Closed cianeastwood closed 3 years ago

cianeastwood commented 3 years ago

Hello!

Thanks for the great codebase -- I've found it very useful, and a great resource to try and reproduce the results in your interesting paper!

We're trying to reproduce some of the results, and noticed that you stack two FC/linear layers without a non-linearity in between them. I believe that this is only for the object datasets, and happens between the bottleneck and classifier layers. Is there a reason you have done this? It seems quite unusual since, without a nonlinearity in between, the two layers can be collapsed into a single equivalent layer.

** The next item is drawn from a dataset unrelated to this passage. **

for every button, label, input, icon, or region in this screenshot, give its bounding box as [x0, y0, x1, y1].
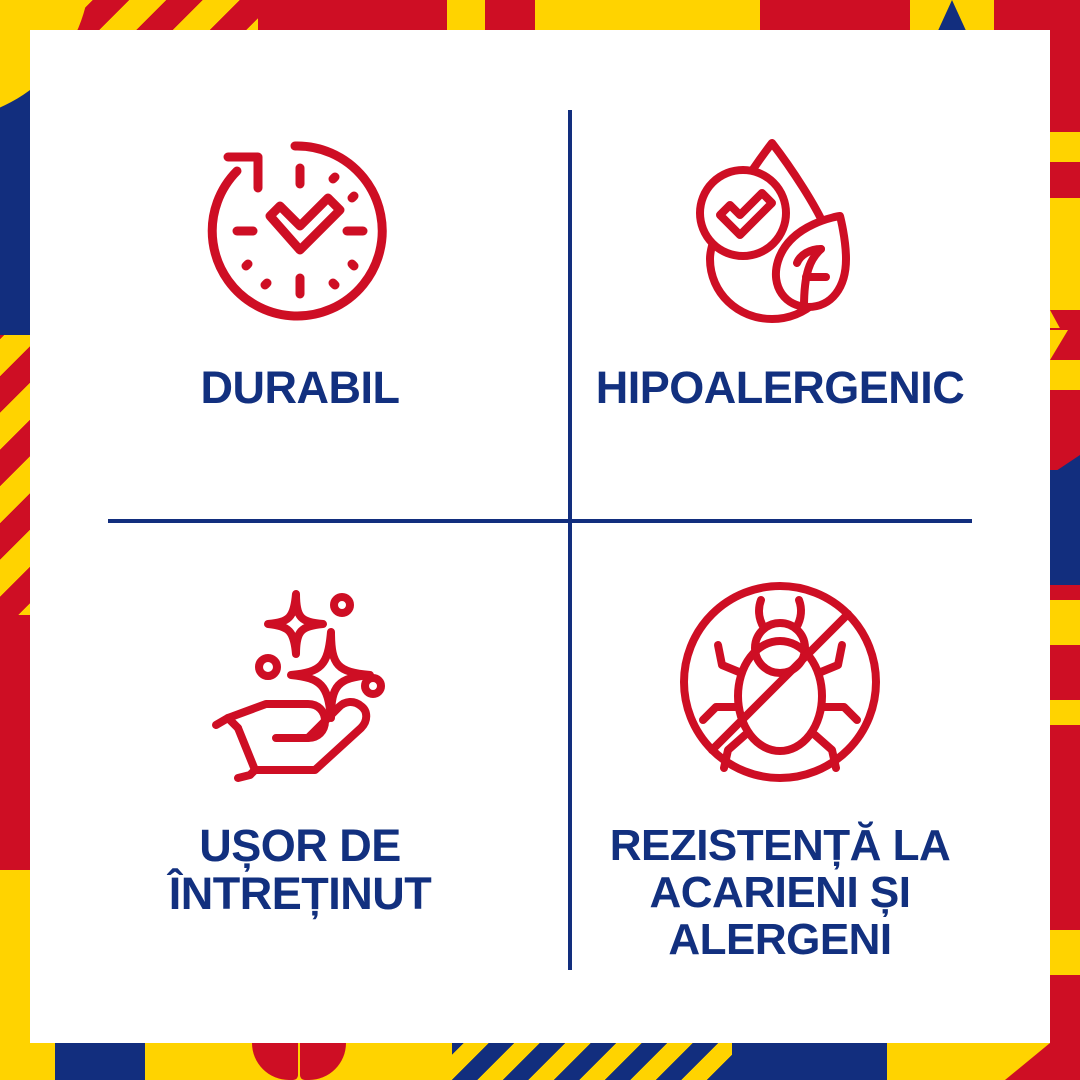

Thanks for your help! Cian

tim-learn commented 3 years ago

@cianeastwood Thanks for you interests!

Yeah, you are right, two linear layers can be collapsed into a single layer for classification. But for DA, since the output of backbone network is quite long (2,048), we introduce the bottleneck layer (256) for better feature alignment in a low-dimensional feature space, just the same as DANN and CDAN (https://github.com/thuml/CDAN/blob/master/pytorch/network.py).

Best

cianeastwood commented 3 years ago

Yeah I understand that you want to do feature alignment in a lower dim space – I just don't get why there is no ReLU in between! But ok, I guess it's common in DA. Thanks for your response!